Quanto menos influência humana no mundo, melhor?

Luciano Carlos Cunha[1]

Por vezes é defendido que a proposta de ajudar os animais selvagens[2] deveria ser rejeitada porque “quanto menos influência humana no mundo, melhor”. Essa alegação pode  querer dizer pelo menos duas coisas distintas. A seguir, discutiremos cada uma delas.

Primeiro, ela pode querer dizer que, quanto menos influência humana no mundo, melhor o resultado para os animais. Mas, se é isso, então a alegação é falsa, pois no caso essas intervenções seriam para ajudar os animais, não para prejudicá-los. Do fato de que há uma enorme quantidade de práticas humanas que prejudicam os animais não se segue que toda ação humana será prejudicial aos animais, ou que será necessariamente pior do que deixar a natureza seguir o seu curso. É possível que a ideia de que “quanto menos influência humana, melhor para os animais” surja por conta do desconhecimento de que os processos naturais já tendem a maximizar a quantidade de animais que nasce apenas para ter uma vida repleta de sofrimento e morrer prematuramente[3].

Entretanto, é possível que o que a objeção queira dizer é que, quanto menos influência no mundo, melhor, mesmo que o resultado dessa menor influência seja pior para os animais do que se houvesse mais influência humana. Uma primeira crítica possível de ser feita a essa abordagem é que ela só faz sentido se também fizer sentido a ideia de que é preferível um mundo com ainda mais sofrimento e mortes do que teria com influência humana, se esse for o preço a se pagar para se ter menos influência humana no mundo. Ninguém parece aceitar isso no seu próprio caso. Por exemplo, quando estamos na emergência de um hospital, queremos que os médicos nos ajudem. Assim, uma segunda crítica possível a essa abordagem é que ela não passa no teste da imparcialidade, pois não a defenderíamos se não soubéssemos quem seriam suas vítimas. Por fim, uma terceira crítica envolve apontar que ela simplesmente postula que a influência humana é errada em si, mesmo quando o resultado é positivo para os animais. Mas, teria de ser explicado por que isso é assim, e o argumento em questão não faz isso. Do fato de que os humanos muitas vezes fazem coisas ruins, não se segue que o que as torna ruins é o fato de terem sido feitas por humanos.
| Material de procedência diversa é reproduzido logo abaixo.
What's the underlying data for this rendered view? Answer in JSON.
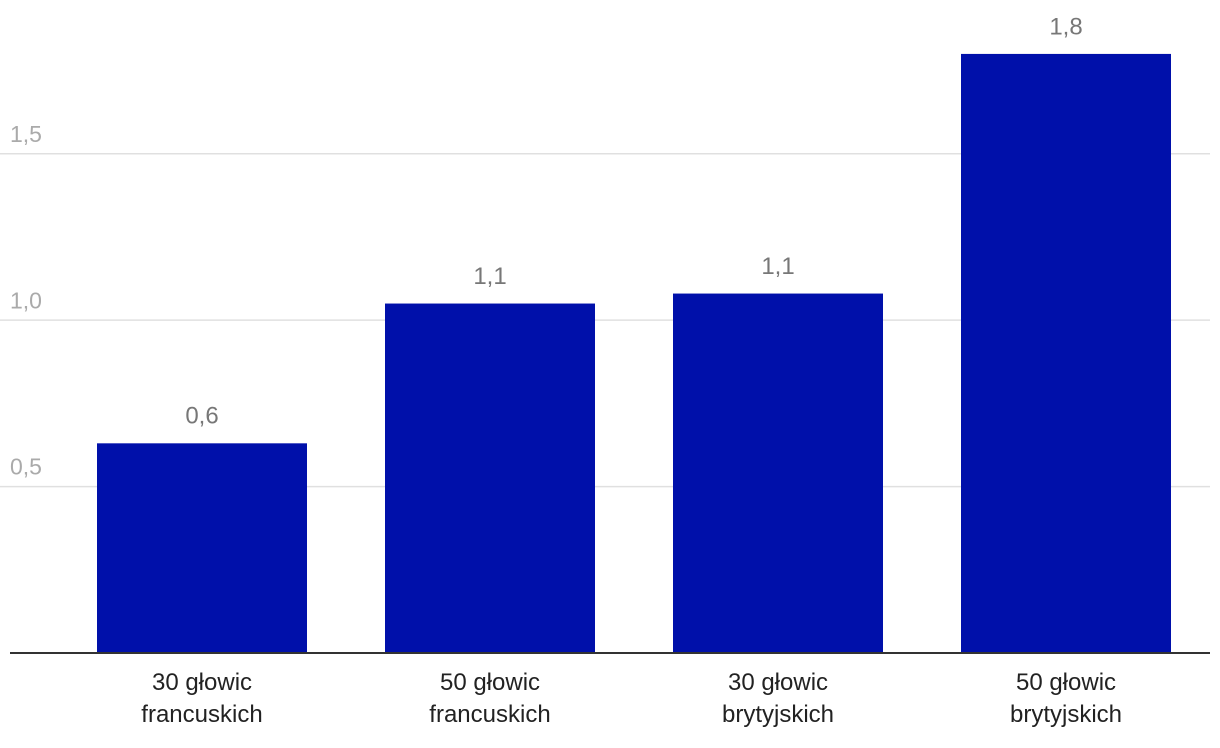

Elas são ruins porque prejudicam suas vítimas.

Assim, se adotamos um ponto de vista de preocupação genuína com as vítimas, não diremos que “quanto menos influência humana, melhor”. Diremos, em vez disso, que os humanos devem evitar ao máximo prejudicar e buscar ao máximo beneficiar os afetados por suas decisões. Em resumo, se acreditamos que o certo ou errado de uma decisão depende de se os afetados por ela são beneficiados ou prejudicados, então rejeitaremos a concepção de que “quanto menos influência humana melhor”, pois é possível influenciar de modo positivo, e não apenas, de modo negativo.

REFERÊNCIAS

ANIMAL ETHICS. Introduction to wild animal suffering: A guide to the issues. Oakland: Animal Ethics, 2020.

CUNHA, L. C. Razões para ajudar: o sofrimento dos animais selvagens e suas implicações éticas. Curitiba: Appris, 2022a.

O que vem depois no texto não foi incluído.